Will Someone Claim This Package?

This left us with the question of why this package was even being installed, and what led it to not working.


For the first question, using the pip show command proved invaluable. From the input below, we can see that the moto package is the culprit, based on the "Required-by" field.

With that answered, the reason of why the failure just started came into focus. For each package, we set an exact version that package should be, otherwise known as pinning the version. This is done in order to avoid breaking changes making their way into a production system like this. But if the package was included in a dependency we had, and the version was not pinned, then we could still get newer versions that introduce bugs.


To test this theory, we compared the versions of the responses package between the CI environment and the local environment. Looking at my local environment, I was using responses==0.14.0, while the tests were installing responses==0.17.0. Uninstalling responses and then reinstalling moto caused the error to start appearing, confirming the suspicion.

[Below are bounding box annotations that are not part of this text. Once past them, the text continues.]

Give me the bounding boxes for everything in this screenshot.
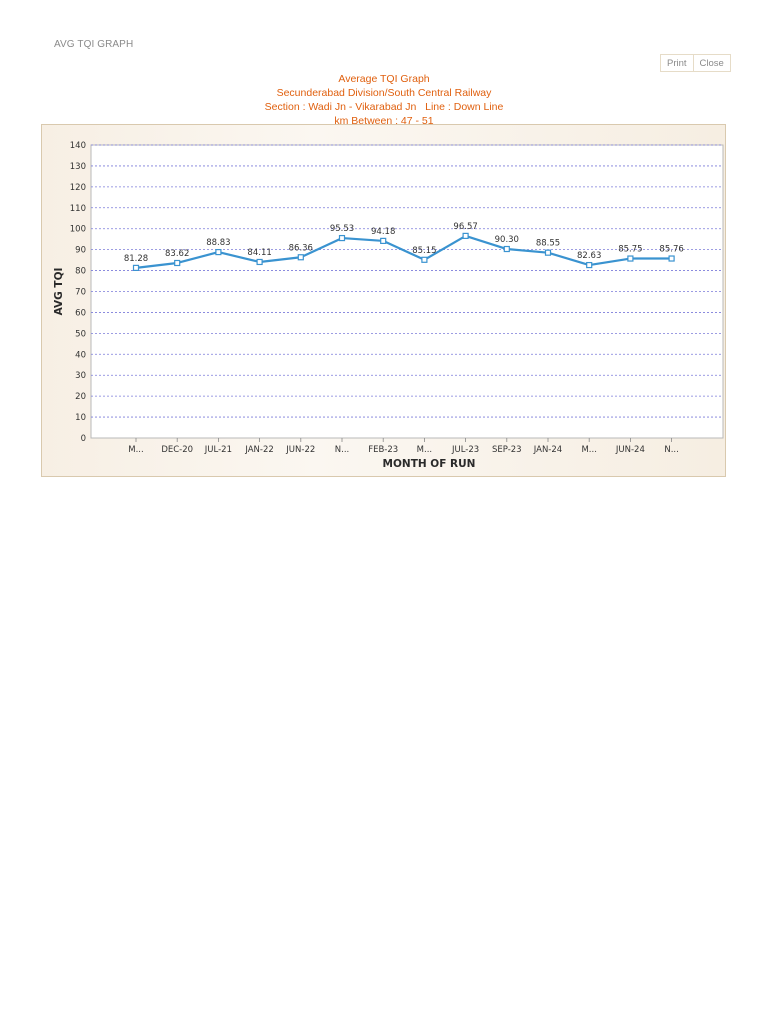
- data-label: 85.75: [618, 245, 642, 255]
- data-point[interactable]: [132, 264, 140, 271]
- x-tick-label: M...: [581, 445, 596, 455]
- data-label: 86.36: [289, 243, 313, 253]
- chart-subtitle-division: Secunderabad Division/South Central Rail…: [276, 87, 492, 99]
- x-tick-label: JUL-23: [451, 445, 479, 455]
- data-point[interactable]: [462, 232, 469, 239]
- x-axis-title: MONTH OF RUN: [383, 458, 476, 470]
- data-point[interactable]: [421, 256, 428, 263]
- data-label: 90.30: [495, 235, 519, 245]
- data-label: 81.28: [124, 254, 148, 264]
- data-label: 82.63: [577, 251, 601, 261]
- data-point[interactable]: [338, 234, 346, 242]
- y-tick-label: 120: [70, 183, 86, 193]
- x-tick-label: SEP-23: [492, 445, 522, 455]
- y-tick-label: 100: [70, 225, 86, 235]
- toolbar: Print Close: [660, 54, 731, 72]
- page-heading: AVG TQI GRAPH: [54, 39, 134, 50]
- y-tick-label: 40: [75, 350, 86, 360]
- x-tick-label: JUL-21: [204, 445, 232, 455]
- data-point[interactable]: [503, 245, 510, 253]
- x-tick-label: DEC-20: [161, 445, 193, 455]
- data-point[interactable]: [256, 258, 263, 266]
- data-point[interactable]: [586, 261, 593, 269]
- data-point[interactable]: [380, 237, 387, 244]
- chart-titles: Average TQI Graph Secunderabad Division/…: [0, 72, 768, 128]
- data-label: 84.11: [247, 248, 271, 258]
- y-tick-label: 60: [75, 308, 86, 318]
- data-label: 95.53: [330, 224, 354, 234]
- series-line: [135, 234, 672, 269]
- y-tick-label: 80: [75, 267, 86, 277]
- data-point[interactable]: [544, 249, 552, 256]
- data-label: 83.62: [165, 249, 189, 259]
- data-point[interactable]: [215, 248, 222, 256]
- y-tick-label: 10: [75, 413, 86, 423]
- chart-frame: 0 10 20 30 40 50 60 70 80 90 100 110 120 130 140 M... DE…: [41, 124, 726, 477]
- line-chart: 0 10 20 30 40 50 60 70 80 90 100 110 120 130 140 M... DE…: [53, 141, 724, 470]
- x-tick-label: FEB-23: [368, 445, 398, 455]
- data-point[interactable]: [174, 259, 181, 267]
- x-tick-label: M...: [417, 445, 432, 455]
- chart-title: Average TQI Graph: [338, 73, 430, 85]
- x-tick-label: N...: [664, 445, 678, 455]
- x-tick-label: JAN-22: [244, 445, 273, 455]
- y-tick-label: 90: [75, 246, 86, 256]
- y-tick-label: 110: [70, 204, 86, 214]
- y-tick-label: 70: [75, 288, 86, 298]
- y-tick-label: 0: [81, 434, 86, 444]
- data-label: 88.83: [206, 238, 230, 248]
- chart-subtitle-section: Section : Wadi Jn - Vikarabad Jn Line : …: [264, 101, 504, 113]
- data-label: 96.57: [453, 222, 477, 232]
- data-label: 94.18: [371, 227, 395, 237]
- close-button[interactable]: Close: [693, 54, 731, 72]
- x-tick-label: JUN-24: [615, 445, 645, 455]
- y-tick-label: 20: [75, 392, 86, 402]
- data-point[interactable]: [297, 254, 304, 261]
- x-tick-label: JUN-22: [285, 445, 315, 455]
- data-label: 88.55: [536, 239, 560, 249]
- y-tick-label: 130: [70, 162, 86, 172]
- y-axis-title: AVG TQI: [53, 268, 65, 316]
- print-button[interactable]: Print: [660, 54, 694, 72]
- x-tick-label: N...: [335, 445, 349, 455]
- data-point[interactable]: [627, 255, 634, 262]
- y-tick-label: 30: [75, 371, 86, 381]
- x-tick-label: M...: [128, 445, 143, 455]
- y-tick-label: 50: [75, 329, 86, 339]
- x-tick-label: JAN-24: [533, 445, 562, 455]
- data-label: 85.15: [412, 246, 436, 256]
- data-label: 85.76: [659, 245, 683, 255]
- data-point[interactable]: [668, 255, 675, 262]
- y-tick-label: 140: [70, 141, 86, 151]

The final nail in the coffin was confirming that moto only requires a minimum version for responses, which you can see in their source code.


Solving the Issue

The best solution would be to fix the issue in responses. A worse but still okay solution would be to ensure moto doesn't pull in that new of a version of responses. While either of these would solve the issue, this doesn't solve it fast enough to get production up and running quickly.


For our project, however, we can just pin the version of responses to 0.14.0, the version we were using locally that worked correctly. To do this, we add responses==0.14.0 to the requirements file above the line which includes moto, so that it is installed by the time moto is installed, therefore it doesn’t try to install the latest version anymore.

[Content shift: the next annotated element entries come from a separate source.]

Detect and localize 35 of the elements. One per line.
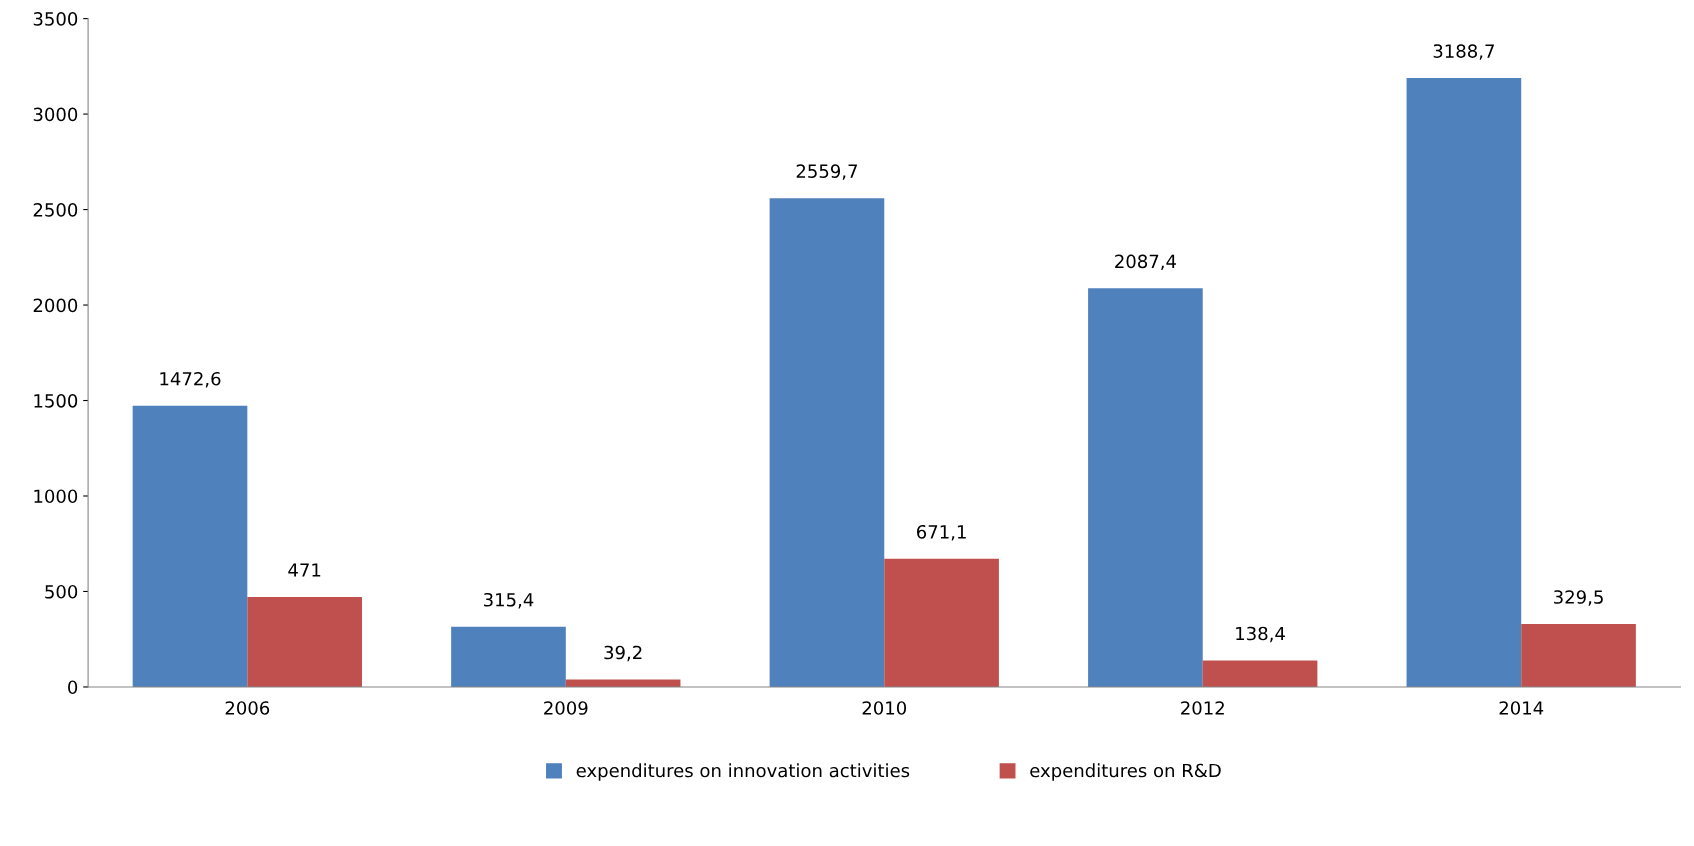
- data-label: 1472,6: [160, 371, 221, 388]
- data-label: 671,1: [917, 524, 966, 541]
- data-label: 329,5: [1554, 590, 1603, 606]
- bar: [1088, 288, 1203, 687]
- data-label: 39,2: [604, 645, 642, 662]
- y-tick-label: 1000: [34, 489, 78, 504]
- x-tick-label: 2010: [862, 701, 907, 715]
- y-tick-label: 3000: [33, 107, 78, 122]
- y-tick-label: 0: [68, 680, 78, 695]
- y-tick-label: 1500: [34, 393, 78, 408]
- legend-label: expenditures on R&D: [1030, 763, 1221, 781]
- bar: [769, 198, 885, 687]
- bar: [132, 405, 248, 687]
- data-label: 2559,7: [796, 164, 857, 180]
- data-label: 2087,4: [1115, 254, 1176, 271]
- bar: [1521, 624, 1636, 687]
- data-label: 3188,7: [1433, 44, 1494, 60]
- y-tick-label: 500: [45, 584, 78, 599]
- y-tick-label: 2000: [33, 298, 78, 313]
- data-label: 138,4: [1236, 626, 1285, 643]
- bar: [884, 558, 999, 687]
- legend-label: expenditures on innovation activities: [576, 763, 910, 781]
- data-label: 315,4: [484, 592, 534, 609]
- bar: [247, 597, 362, 687]
- bar: [565, 679, 681, 687]
- bar: [1202, 660, 1318, 687]
- y-tick-label: 2500: [33, 203, 78, 217]
- x-tick-label: 2014: [1499, 701, 1544, 715]
- x-tick-label: 2006: [225, 701, 270, 715]
- bar: [1406, 78, 1522, 687]
- x-tick-label: 2009: [544, 701, 588, 715]
- data-label: 471: [288, 563, 321, 577]
- bar: [451, 626, 566, 687]
- y-tick-label: 3500: [33, 12, 78, 26]
- x-tick-label: 2012: [1181, 701, 1224, 715]
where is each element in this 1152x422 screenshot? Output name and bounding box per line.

Sure enough, making this single change and rerunning the CI showed the test started passing again. Once again, the more complex the issue, the simpler the fix.


To Pin or not to Pin?

I had always been taught that pinning versions was a best practice. Pinning package versions allows you to completely control the versions of all of your dependencies, so that the behavior will match what you tested with. This prevents bugs from introducing themselves to otherwise stable systems, like what we saw here. If you need a new version of a package, you update it in your spec and rerun your tests before deploying the change.


As I was writing this post, however, a thread came up in twitter from Kelsey Hightower, self-proclaimed minimalist and all-around tech guru.

I bring up this thread because the rationale given by Adam Jacob and Luis Villa above are pretty solid rationales, and something I hadn't considered. Using minimum versions or fuzzy versions allows you to get security updates automatically, reducing the chance of something like the recent log4j attack from requiring changes on your end. That comes at a cost though, of having to deal with issues like this more often. It also requires you to have more trust of your dependencies that they will test their new versions rigorously before releasing, or (in the case of fuzzy version matching) being consistent about version numbering schemes.


I still find myself in Kelsey's camp on this topic, but it's worth understanding both sides and considering it as you build the system. For the particular system mentioned in this post (and really most data engineering systems you'll handle), it is an internal system with a limited attack vector, so risking that for higher maintainability is probably the right move. But that may not always be the case, so it is worth developing this strategy as you start a new project.